W ciągu minionego roku ceny wywoławcze wynajmu wzrosły w dużych miastach średnio o ponad 20 proc. Był to skutek zwiększonego zapotrzebowania. Dla wielu osób kupno drożejących szybko mieszkań, nawet ze wsparciem kredytu bankowego, okazało się inwestycją przekracza ich możliwości finansowe. Z konieczności decydowali się więc na wynajem. Pośrednicy oceniają jednak, że ceny realne płacone przez najemców wzrosły znacznie mniej albo wcale.
– Właściciele mieszkań wiedzą, że o dobrego klienta niełatwo, dlatego osobom, które wynajmują dłuższy czas, nie podnoszą opłat – twierdzi Cezary Czech z agencji Północ w Białymstoku.
Ponieważ podaż mieszkań jest na rynku duża, pośrednicy nie przewidują dalszego wyraźnego wzrostu cen wynajmu.
Z barometru „Rz” wynika, że w ciągu roku zmiany stawek, przeciętnie, nie przekroczą 3 – 4 proc. – Studenci już zaczynają szukać lokum, głównie w dzielnicach sąsiadujących z uczelniami. W naszym mieście to rejon Starego Miasta i Śródmieścia – mówi Teresa Surma z Wrocławskiej Giełdy Nieruchomości.

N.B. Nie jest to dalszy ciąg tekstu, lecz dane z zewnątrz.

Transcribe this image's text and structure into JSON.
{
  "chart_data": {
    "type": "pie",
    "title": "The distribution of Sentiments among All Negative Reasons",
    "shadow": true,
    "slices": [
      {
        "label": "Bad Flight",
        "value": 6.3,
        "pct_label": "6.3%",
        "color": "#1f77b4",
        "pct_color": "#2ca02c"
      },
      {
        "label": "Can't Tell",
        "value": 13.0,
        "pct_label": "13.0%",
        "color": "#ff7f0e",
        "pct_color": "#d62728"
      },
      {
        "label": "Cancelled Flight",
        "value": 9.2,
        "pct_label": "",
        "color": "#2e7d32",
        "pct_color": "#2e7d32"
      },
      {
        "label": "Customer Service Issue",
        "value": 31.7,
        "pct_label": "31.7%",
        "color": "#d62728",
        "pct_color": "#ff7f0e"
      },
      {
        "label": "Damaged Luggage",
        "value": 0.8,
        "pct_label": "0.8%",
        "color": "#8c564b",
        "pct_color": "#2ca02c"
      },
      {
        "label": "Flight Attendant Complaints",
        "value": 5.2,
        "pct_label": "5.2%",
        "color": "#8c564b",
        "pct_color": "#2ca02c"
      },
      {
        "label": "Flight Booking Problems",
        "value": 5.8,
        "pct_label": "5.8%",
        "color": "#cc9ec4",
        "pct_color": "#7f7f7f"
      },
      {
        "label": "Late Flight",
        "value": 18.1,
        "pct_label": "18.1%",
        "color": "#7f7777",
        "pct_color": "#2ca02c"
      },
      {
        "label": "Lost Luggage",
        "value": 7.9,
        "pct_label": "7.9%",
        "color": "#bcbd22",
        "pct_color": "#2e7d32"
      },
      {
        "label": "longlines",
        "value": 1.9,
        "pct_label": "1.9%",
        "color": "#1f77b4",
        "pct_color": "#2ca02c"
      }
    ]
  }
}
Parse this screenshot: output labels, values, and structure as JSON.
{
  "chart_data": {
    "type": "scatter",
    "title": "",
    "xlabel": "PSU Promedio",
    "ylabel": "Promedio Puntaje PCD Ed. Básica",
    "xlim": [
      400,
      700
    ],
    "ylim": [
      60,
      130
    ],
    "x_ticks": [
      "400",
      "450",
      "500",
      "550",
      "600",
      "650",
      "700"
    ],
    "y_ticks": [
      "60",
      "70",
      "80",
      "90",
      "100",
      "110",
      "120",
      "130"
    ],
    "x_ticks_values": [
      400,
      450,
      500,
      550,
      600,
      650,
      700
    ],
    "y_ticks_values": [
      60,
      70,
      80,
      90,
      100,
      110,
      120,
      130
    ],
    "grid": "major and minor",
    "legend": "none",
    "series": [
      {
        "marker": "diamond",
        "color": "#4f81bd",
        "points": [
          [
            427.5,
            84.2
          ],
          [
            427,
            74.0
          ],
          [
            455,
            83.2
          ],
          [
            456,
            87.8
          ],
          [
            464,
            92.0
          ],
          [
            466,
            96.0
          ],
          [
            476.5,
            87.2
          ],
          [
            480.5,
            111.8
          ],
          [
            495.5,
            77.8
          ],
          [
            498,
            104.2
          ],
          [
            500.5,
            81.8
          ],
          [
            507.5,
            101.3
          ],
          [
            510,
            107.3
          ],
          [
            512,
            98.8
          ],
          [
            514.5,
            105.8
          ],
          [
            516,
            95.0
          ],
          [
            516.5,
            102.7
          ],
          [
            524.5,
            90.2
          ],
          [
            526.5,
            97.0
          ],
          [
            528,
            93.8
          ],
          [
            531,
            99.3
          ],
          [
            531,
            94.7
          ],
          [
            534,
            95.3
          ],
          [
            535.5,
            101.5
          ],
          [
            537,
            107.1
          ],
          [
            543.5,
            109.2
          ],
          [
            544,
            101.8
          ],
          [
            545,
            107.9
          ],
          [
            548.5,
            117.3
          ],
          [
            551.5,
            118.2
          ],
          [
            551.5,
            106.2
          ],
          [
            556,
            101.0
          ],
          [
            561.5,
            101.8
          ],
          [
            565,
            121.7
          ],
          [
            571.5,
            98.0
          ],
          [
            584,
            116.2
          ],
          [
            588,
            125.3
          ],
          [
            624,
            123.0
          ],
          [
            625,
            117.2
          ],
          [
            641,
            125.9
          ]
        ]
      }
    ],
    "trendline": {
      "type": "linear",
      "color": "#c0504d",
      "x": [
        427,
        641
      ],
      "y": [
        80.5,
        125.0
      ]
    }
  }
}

Ceny mieszkań na wynajem, jak widać w tabeli obok, są mocno zróżnicowane. W stolicy najchętniej zasiedlane są te mniejsze, za które miesięcznie płaci się do 2 tys. zł, oraz trzypokojowe, po 2,5 – 2,7 tys. zł miesięcznie. Dla porównania, w Rzeszowie średnia cena wynajmu mieszkania jednopokojowego to 700 zł, a dwupokojowego 800 zł. Lokal większy, trzypokojowy, to wydatek około 1,1 tys. zł miesięcznie. W rejonach turystycznych lato to okres wzmożonego popytu na krótkoterminowy najem.